Un fusible a fondu avec la mise en examen de son directeur de cabinet. Ce qui amène maintenant à se reposer la question de savoir si Jean-Noël Guérini n'est pas susceptible d'être lui aussi approché par le juge Charles Duchaine.
En décembre, parlant de son frère Alexandre, Jean-Noël avait déclaré "lui, c'est lui, et moi, c'est moi. Je ne suis concerné, ni de près ni de loin, par les affaires et les entreprises de mon frère". Il s'était même réjoui que "le conseil général n'est en aucun cas concerné par les affaires judiciaires" et que son collaborateur Rémy Bargès, entendu comme témoin, "est ressorti libre" après sa convocation chez le juge.

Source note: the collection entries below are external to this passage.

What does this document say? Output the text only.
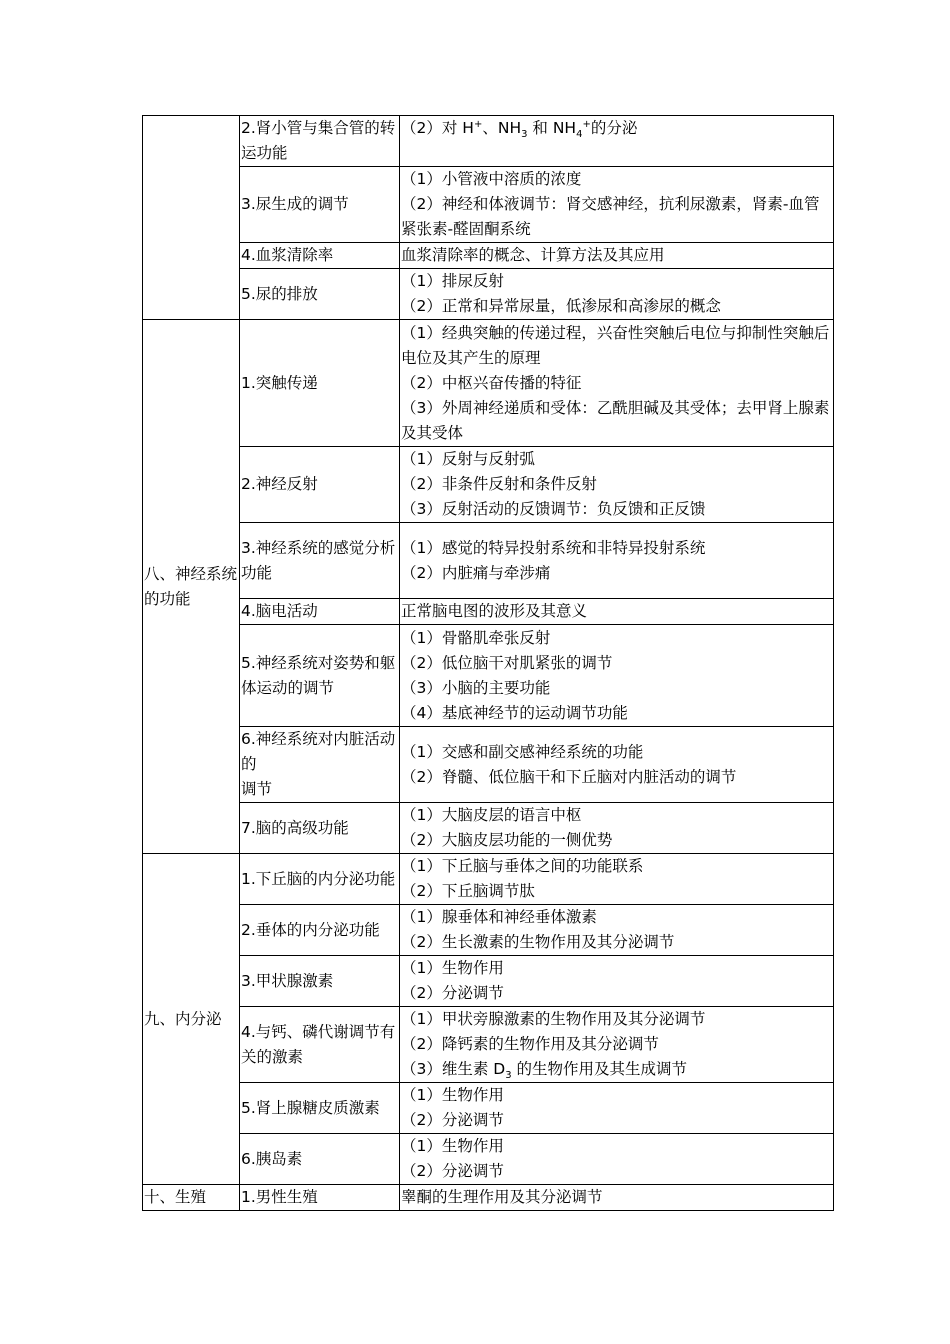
	2.肾小管与集合管的转运功能	（2）对 H+、$NH_3$ 和 $NH_4^+$的分泌
	3.尿生成的调节	（1）小管液中溶质的浓度
（2）神经和体液调节：肾交感神经，抗利尿激素，肾素-血管紧张素-醛固酮系统

	4.血浆清除率	血浆清除率的概念、计算方法及其应用
	5.尿的排放	（1）排尿反射
（2）正常和异常尿量，低渗尿和高渗尿的概念

八、神经系统的功能	1.突触传递	（1）经典突触的传递过程，兴奋性突触后电位与抑制性突触后电位及其产生的原理
（2）中枢兴奋传播的特征
（3）外周神经递质和受体：乙酰胆碱及其受体；去甲肾上腺素及其受体

	2.神经反射	（1）反射与反射弧
（2）非条件反射和条件反射
（3）反射活动的反馈调节：负反馈和正反馈

	3.神经系统的感觉分析
功能	（1）感觉的特异投射系统和非特异投射系统
（2）内脏痛与牵涉痛

	4.脑电活动	正常脑电图的波形及其意义
	5.神经系统对姿势和躯体运动的调节	（1）骨骼肌牵张反射
（2）低位脑干对肌紧张的调节
（3）小脑的主要功能
（4）基底神经节的运动调节功能

	6.神经系统对内脏活动的
调节	（1）交感和副交感神经系统的功能
（2）脊髓、低位脑干和下丘脑对内脏活动的调节

	7.脑的高级功能	（1）大脑皮层的语言中枢
（2）大脑皮层功能的一侧优势

九、内分泌	1.下丘脑的内分泌功能	（1）下丘脑与垂体之间的功能联系
（2）下丘脑调节肽

	2.垂体的内分泌功能	（1）腺垂体和神经垂体激素
（2）生长激素的生物作用及其分泌调节

	3.甲状腺激素	（1）生物作用
（2）分泌调节

	4.与钙、磷代谢调节有关的激素	（1）甲状旁腺激素的生物作用及其分泌调节
（2）降钙素的生物作用及其分泌调节
（3）维生素 $D_3$ 的生物作用及其生成调节

	5.肾上腺糖皮质激素	（1）生物作用
（2）分泌调节

	6.胰岛素	（1）生物作用
（2）分泌调节

十、生殖	1.男性生殖	睾酮的生理作用及其分泌调节
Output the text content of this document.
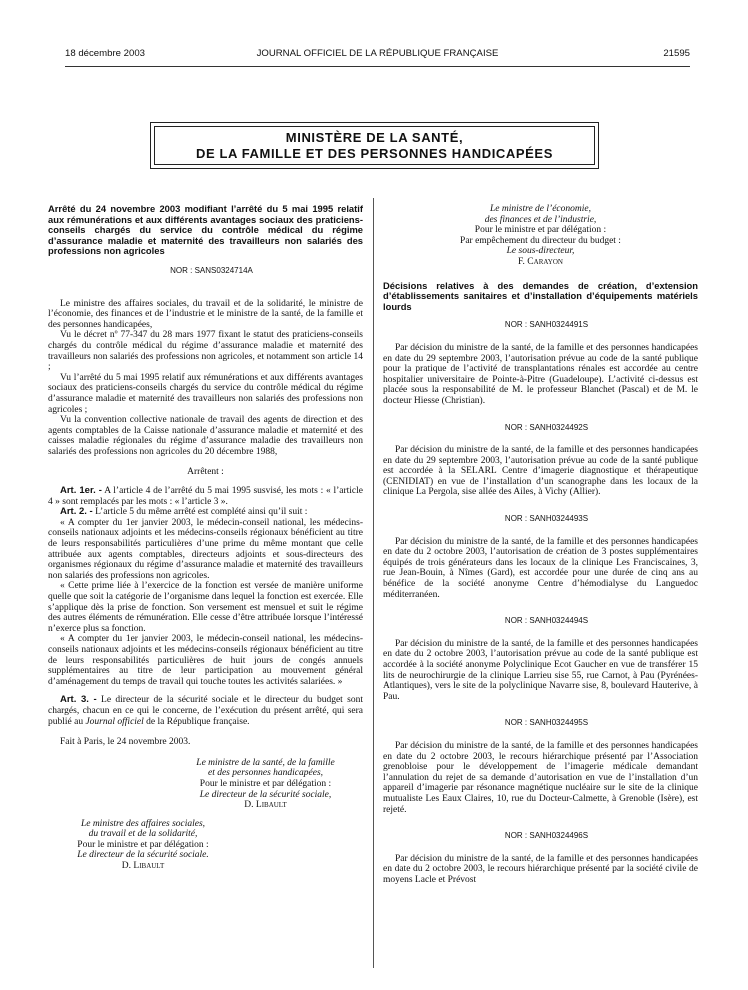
18 décembre 2003	JOURNAL OFFICIEL DE LA RÉPUBLIQUE FRANÇAISE	21595
MINISTÈRE DE LA SANTÉ,
DE LA FAMILLE ET DES PERSONNES HANDICAPÉES

Arrêté du 24 novembre 2003 modifiant l’arrêté du 5 mai 1995 relatif aux rémunérations et aux différents avantages sociaux des praticiens-conseils chargés du service du contrôle médical du régime d’assurance maladie et maternité des travailleurs non salariés des professions non agricoles

NOR : SANS0324714A

Le ministre des affaires sociales, du travail et de la solidarité, le ministre de l’économie, des finances et de l’industrie et le ministre de la santé, de la famille et des personnes handicapées,

Vu le décret nº 77-347 du 28 mars 1977 fixant le statut des praticiens-conseils chargés du contrôle médical du régime d’assurance maladie et maternité des travailleurs non salariés des professions non agricoles, et notamment son article 14 ;

Vu l’arrêté du 5 mai 1995 relatif aux rémunérations et aux différents avantages sociaux des praticiens-conseils chargés du service du contrôle médical du régime d’assurance maladie et maternité des travailleurs non salariés des professions non agricoles ;

Vu la convention collective nationale de travail des agents de direction et des agents comptables de la Caisse nationale d’assurance maladie et maternité et des caisses maladie régionales du régime d’assurance maladie des travailleurs non salariés des professions non agricoles du 20 décembre 1988,

Arrêtent :

Art. 1er. - A l’article 4 de l’arrêté du 5 mai 1995 susvisé, les mots : « l’article 4 » sont remplacés par les mots : « l’article 3 ».

Art. 2. - L’article 5 du même arrêté est complété ainsi qu’il suit :

« A compter du 1er janvier 2003, le médecin-conseil national, les médecins-conseils nationaux adjoints et les médecins-conseils régionaux bénéficient au titre de leurs responsabilités particulières d’une prime du même montant que celle attribuée aux agents comptables, directeurs adjoints et sous-directeurs des organismes régionaux du régime d’assurance maladie et maternité des travailleurs non salariés des professions non agricoles.

« Cette prime liée à l’exercice de la fonction est versée de manière uniforme quelle que soit la catégorie de l’organisme dans lequel la fonction est exercée. Elle s’applique dès la prise de fonction. Son versement est mensuel et suit le régime des autres éléments de rémunération. Elle cesse d’être attribuée lorsque l’intéressé n’exerce plus sa fonction.

« A compter du 1er janvier 2003, le médecin-conseil national, les médecins-conseils nationaux adjoints et les médecins-conseils régionaux bénéficient au titre de leurs responsabilités particulières de huit jours de congés annuels supplémentaires au titre de leur participation au mouvement général d’aménagement du temps de travail qui touche toutes les activités salariées. »

Art. 3. - Le directeur de la sécurité sociale et le directeur du budget sont chargés, chacun en ce qui le concerne, de l’exécution du présent arrêté, qui sera publié au Journal officiel de la République française.

Fait à Paris, le 24 novembre 2003.

Le ministre de la santé, de la famille

et des personnes handicapées,

Pour le ministre et par délégation :

Le directeur de la sécurité sociale,

D. Libault

Le ministre des affaires sociales,

du travail et de la solidarité,

Pour le ministre et par délégation :

Le directeur de la sécurité sociale.

D. Libault

Le ministre de l’économie,

des finances et de l’industrie,

Pour le ministre et par délégation :

Par empêchement du directeur du budget :

Le sous-directeur,

F. Carayon

Décisions relatives à des demandes de création, d’extension d’établissements sanitaires et d’installation d’équipements matériels lourds

NOR : SANH0324491S

Par décision du ministre de la santé, de la famille et des personnes handicapées en date du 29 septembre 2003, l’autorisation prévue au code de la santé publique pour la pratique de l’activité de transplantations rénales est accordée au centre hospitalier universitaire de Pointe-à-Pitre (Guadeloupe). L’activité ci-dessus est placée sous la responsabilité de M. le professeur Blanchet (Pascal) et de M. le docteur Hiesse (Christian).

NOR : SANH0324492S

Par décision du ministre de la santé, de la famille et des personnes handicapées en date du 29 septembre 2003, l’autorisation prévue au code de la santé publique est accordée à la SELARL Centre d’imagerie diagnostique et thérapeutique (CENIDIAT) en vue de l’installation d’un scanographe dans les locaux de la clinique La Pergola, sise allée des Ailes, à Vichy (Allier).

NOR : SANH0324493S

Par décision du ministre de la santé, de la famille et des personnes handicapées en date du 2 octobre 2003, l’autorisation de création de 3 postes supplémentaires équipés de trois générateurs dans les locaux de la clinique Les Franciscaines, 3, rue Jean-Bouin, à Nîmes (Gard), est accordée pour une durée de cinq ans au bénéfice de la société anonyme Centre d’hémodialyse du Languedoc méditerranéen.

NOR : SANH0324494S

Par décision du ministre de la santé, de la famille et des personnes handicapées en date du 2 octobre 2003, l’autorisation prévue au code de la santé publique est accordée à la société anonyme Polyclinique Ecot Gaucher en vue de transférer 15 lits de neurochirurgie de la clinique Larrieu sise 55, rue Carnot, à Pau (Pyrénées-Atlantiques), vers le site de la polyclinique Navarre sise, 8, boulevard Hauterive, à Pau.

NOR : SANH0324495S

Par décision du ministre de la santé, de la famille et des personnes handicapées en date du 2 octobre 2003, le recours hiérarchique présenté par l’Association grenobloise pour le développement de l’imagerie médicale demandant l’annulation du rejet de sa demande d’autorisation en vue de l’installation d’un appareil d’imagerie par résonance magnétique nucléaire sur le site de la clinique mutualiste Les Eaux Claires, 10, rue du Docteur-Calmette, à Grenoble (Isère), est rejeté.

NOR : SANH0324496S

Par décision du ministre de la santé, de la famille et des personnes handicapées en date du 2 octobre 2003, le recours hiérarchique présenté par la société civile de moyens Lacle et Prévost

Ce lundi, après sa seconde audition, il en est également ressorti libre mais cette fois avec une mise en examen sur le dos. Voilà donc les déclarations de Jean-Noël Guérini écornées, et même contredites, par ce rebondissement auquel on pouvait toutefois s'attendre dans l'enquête des marchés publics présumés truqués puisque le directeur de cabinet s'entretenait régulièrement au téléphone avec son frère.
Les raisons sont les mêmes que celles divulguées en décembre par Le Point. A savoir, que les ordinateurs des secrétaires du cabinet de Jean-Noël Guérini et de Rémy Bargès lui-même avaient été remplacés à la veille d'une perquisition de locaux du conseil général alors même que Jean-Noël avait été mystérieusement averti en amont de l'existence d'une enquête sur les marchés publics.

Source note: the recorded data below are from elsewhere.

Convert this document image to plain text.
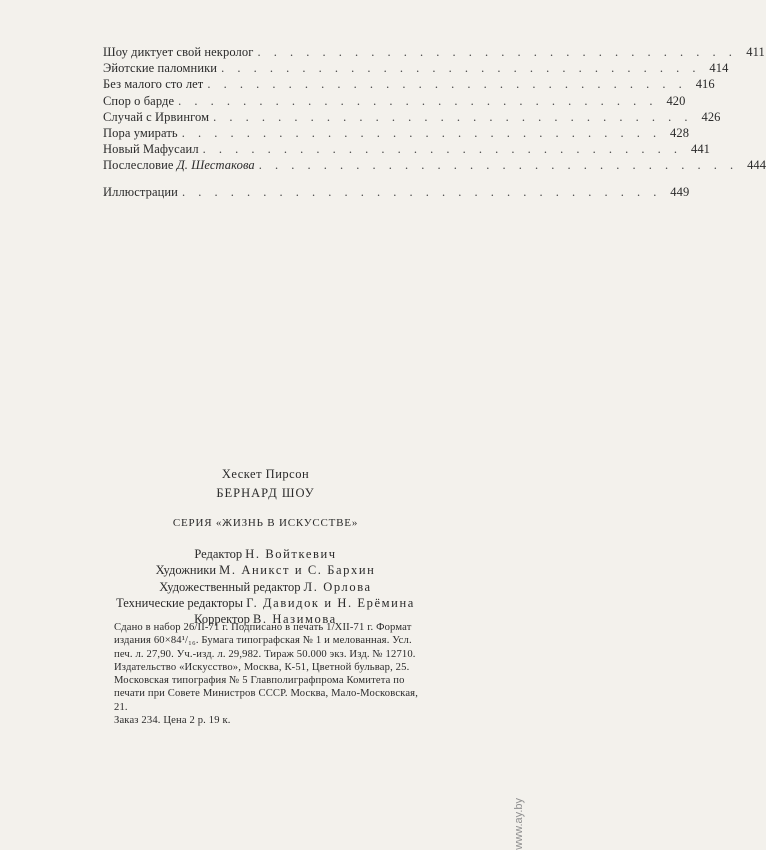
Шоу диктует свой некролог . . . . . . . . . . . . . . . . . . . . . . . . . . . . . . 411
Эйотские паломники . . . . . . . . . . . . . . . . . . . . . . . . . . . . . . 414
Без малого сто лет . . . . . . . . . . . . . . . . . . . . . . . . . . . . . . 416
Спор о барде . . . . . . . . . . . . . . . . . . . . . . . . . . . . . . 420
Случай с Ирвингом . . . . . . . . . . . . . . . . . . . . . . . . . . . . . . 426
Пора умирать . . . . . . . . . . . . . . . . . . . . . . . . . . . . . . 428
Новый Мафусаил . . . . . . . . . . . . . . . . . . . . . . . . . . . . . . 441
Послесловие Д. Шестакова . . . . . . . . . . . . . . . . . . . . . . . . . . . . . . 444
Иллюстрации . . . . . . . . . . . . . . . . . . . . . . . . . . . . . . 449
Хескет Пирсон
БЕРНАРД ШОУ
СЕРИЯ «ЖИЗНЬ В ИСКУССТВЕ»
Редактор Н. Войткевич
Художники М. Аникст и С. Бархин
Художественный редактор Л. Орлова
Технические редакторы Г. Давидок и Н. Ерёмина
Корректор В. Назимова
Сдано в набор 26/II-71 г. Подписано в печать 1/XII-71 г. Формат
издания 60×84¹/₁₆. Бумага типографская № 1 и мелованная. Усл.
печ. л. 27,90. Уч.-изд. л. 29,982. Тираж 50.000 экз. Изд. № 12710.
Издательство «Искусство», Москва, К-51, Цветной бульвар, 25.
Московская типография № 5 Главполиграфпрома Комитета по
печати при Совете Министров СССР. Москва, Мало-Московская, 21.
Заказ 234. Цена 2 р. 19 к.
www.ay.by
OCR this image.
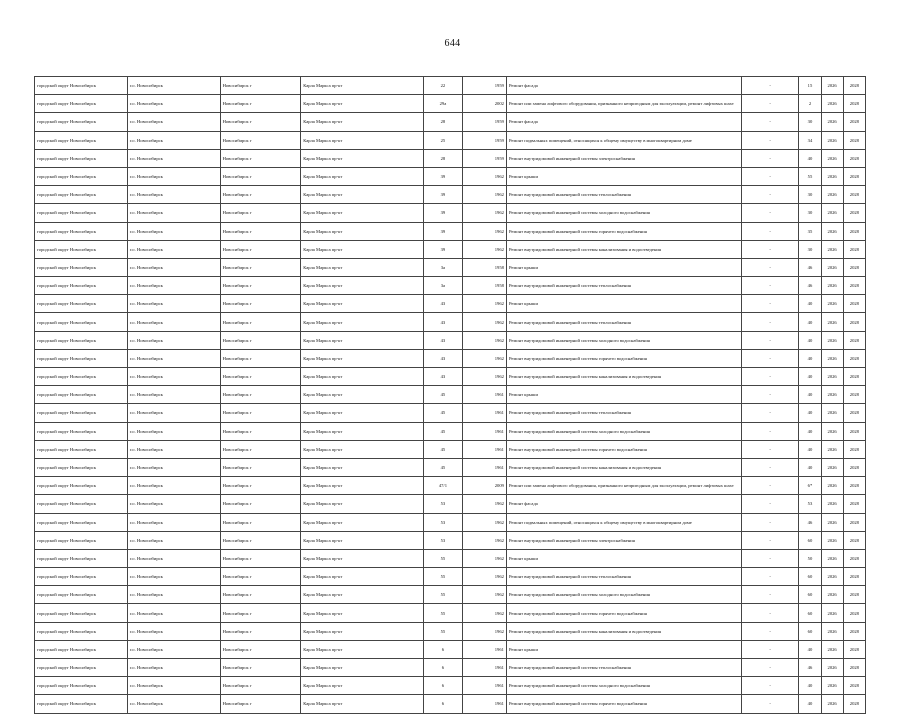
644
городской округ Новосибирск	г.о. Новосибирск	Новосибирск г	Карла Маркса пр-кт	22	1959	Ремонт фасада	-	15	2026	2028
городской округ Новосибирск	г.о. Новосибирск	Новосибирск г	Карла Маркса пр-кт	29а	2002	Ремонт или замена лифтового оборудования, признанного непригодным для эксплуатации, ремонт лифтовых шахт	-	2	2026	2028
городской округ Новосибирск	г.о. Новосибирск	Новосибирск г	Карла Маркса пр-кт	28	1959	Ремонт фасада	-	30	2026	2028
городской округ Новосибирск	г.о. Новосибирск	Новосибирск г	Карла Маркса пр-кт	25	1959	Ремонт подвальных помещений, относящихся к общему имуществу в многоквартирном доме	-	34	2026	2028
городской округ Новосибирск	г.о. Новосибирск	Новосибирск г	Карла Маркса пр-кт	28	1959	Ремонт внутридомовой инженерной системы электроснабжения	-	40	2026	2028
городской округ Новосибирск	г.о. Новосибирск	Новосибирск г	Карла Маркса пр-кт	39	1962	Ремонт крыши	-	55	2026	2028
городской округ Новосибирск	г.о. Новосибирск	Новосибирск г	Карла Маркса пр-кт	39	1962	Ремонт внутридомовой инженерной системы теплоснабжения	-	30	2026	2028
городской округ Новосибирск	г.о. Новосибирск	Новосибирск г	Карла Маркса пр-кт	39	1962	Ремонт внутридомовой инженерной системы холодного водоснабжения	-	30	2026	2028
городской округ Новосибирск	г.о. Новосибирск	Новосибирск г	Карла Маркса пр-кт	39	1962	Ремонт внутридомовой инженерной системы горячего водоснабжения	-	35	2026	2028
городской округ Новосибирск	г.о. Новосибирск	Новосибирск г	Карла Маркса пр-кт	39	1962	Ремонт внутридомовой инженерной системы канализования и водоотведения	-	30	2026	2028
городской округ Новосибирск	г.о. Новосибирск	Новосибирск г	Карла Маркса пр-кт	3а	1958	Ремонт крыши	-	46	2026	2028
городской округ Новосибирск	г.о. Новосибирск	Новосибирск г	Карла Маркса пр-кт	3а	1958	Ремонт внутридомовой инженерной системы теплоснабжения	-	46	2026	2028
городской округ Новосибирск	г.о. Новосибирск	Новосибирск г	Карла Маркса пр-кт	43	1962	Ремонт крыши	-	40	2026	2028
городской округ Новосибирск	г.о. Новосибирск	Новосибирск г	Карла Маркса пр-кт	43	1962	Ремонт внутридомовой инженерной системы теплоснабжения	-	40	2026	2028
городской округ Новосибирск	г.о. Новосибирск	Новосибирск г	Карла Маркса пр-кт	43	1962	Ремонт внутридомовой инженерной системы холодного водоснабжения	-	40	2026	2028
городской округ Новосибирск	г.о. Новосибирск	Новосибирск г	Карла Маркса пр-кт	43	1962	Ремонт внутридомовой инженерной системы горячего водоснабжения	-	40	2026	2028
городской округ Новосибирск	г.о. Новосибирск	Новосибирск г	Карла Маркса пр-кт	43	1962	Ремонт внутридомовой инженерной системы канализования и водоотведения	-	40	2026	2028
городской округ Новосибирск	г.о. Новосибирск	Новосибирск г	Карла Маркса пр-кт	45	1961	Ремонт крыши	-	40	2026	2028
городской округ Новосибирск	г.о. Новосибирск	Новосибирск г	Карла Маркса пр-кт	45	1961	Ремонт внутридомовой инженерной системы теплоснабжения	-	40	2026	2028
городской округ Новосибирск	г.о. Новосибирск	Новосибирск г	Карла Маркса пр-кт	45	1961	Ремонт внутридомовой инженерной системы холодного водоснабжения	-	40	2026	2028
городской округ Новосибирск	г.о. Новосибирск	Новосибирск г	Карла Маркса пр-кт	45	1961	Ремонт внутридомовой инженерной системы горячего водоснабжения	-	40	2026	2028
городской округ Новосибирск	г.о. Новосибирск	Новосибирск г	Карла Маркса пр-кт	45	1961	Ремонт внутридомовой инженерной системы канализования и водоотведения	-	40	2026	2028
городской округ Новосибирск	г.о. Новосибирск	Новосибирск г	Карла Маркса пр-кт	47/1	2009	Ремонт или замена лифтового оборудования, признанного непригодным для эксплуатации, ремонт лифтовых шахт	-	6*	2026	2028
городской округ Новосибирск	г.о. Новосибирск	Новосибирск г	Карла Маркса пр-кт	53	1962	Ремонт фасада	-	53	2026	2028
городской округ Новосибирск	г.о. Новосибирск	Новосибирск г	Карла Маркса пр-кт	53	1962	Ремонт подвальных помещений, относящихся к общему имуществу в многоквартирном доме	-	46	2026	2028
городской округ Новосибирск	г.о. Новосибирск	Новосибирск г	Карла Маркса пр-кт	53	1962	Ремонт внутридомовой инженерной системы электроснабжения	-	60	2026	2028
городской округ Новосибирск	г.о. Новосибирск	Новосибирск г	Карла Маркса пр-кт	55	1962	Ремонт крыши	-	50	2026	2028
городской округ Новосибирск	г.о. Новосибирск	Новосибирск г	Карла Маркса пр-кт	55	1962	Ремонт внутридомовой инженерной системы теплоснабжения	-	60	2026	2028
городской округ Новосибирск	г.о. Новосибирск	Новосибирск г	Карла Маркса пр-кт	55	1962	Ремонт внутридомовой инженерной системы холодного водоснабжения	-	60	2026	2028
городской округ Новосибирск	г.о. Новосибирск	Новосибирск г	Карла Маркса пр-кт	55	1962	Ремонт внутридомовой инженерной системы горячего водоснабжения	-	60	2026	2028
городской округ Новосибирск	г.о. Новосибирск	Новосибирск г	Карла Маркса пр-кт	55	1962	Ремонт внутридомовой инженерной системы канализования и водоотведения	-	60	2026	2028
городской округ Новосибирск	г.о. Новосибирск	Новосибирск г	Карла Маркса пр-кт	6	1961	Ремонт крыши	-	40	2026	2028
городской округ Новосибирск	г.о. Новосибирск	Новосибирск г	Карла Маркса пр-кт	6	1961	Ремонт внутридомовой инженерной системы теплоснабжения	-	46	2026	2028
городской округ Новосибирск	г.о. Новосибирск	Новосибирск г	Карла Маркса пр-кт	6	1961	Ремонт внутридомовой инженерной системы холодного водоснабжения	-	40	2026	2028
городской округ Новосибирск	г.о. Новосибирск	Новосибирск г	Карла Маркса пр-кт	6	1961	Ремонт внутридомовой инженерной системы горячего водоснабжения	-	40	2026	2028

Le juge estime qu'il y a soupçon de "destruction de preuves". Il n'a visiblement pas été convaincu par les explications que lui avait fournies Rémy Bargès, "Je pense que j'ai paniqué, dans la mesure où il y avait un certain nombre d'informations à caractère politique sur ces ordinateurs, notamment des notes sur les subventions d'associations", qui avait ajouté : "Jean-Noël n'a pas été informé de cette décision, que j'ai prise seul en demandant que ce soit effectué rapidement."
"Rémy Bargès, a fait savoir son avocat, a nié une quelconque entrave à la justice et destruction de preuves". Qui a raison ? Et jusqu'où, pour ne pas dire jusqu'à qui, peut remonter le fil des soupçons et des accusations ? Le suspense continue...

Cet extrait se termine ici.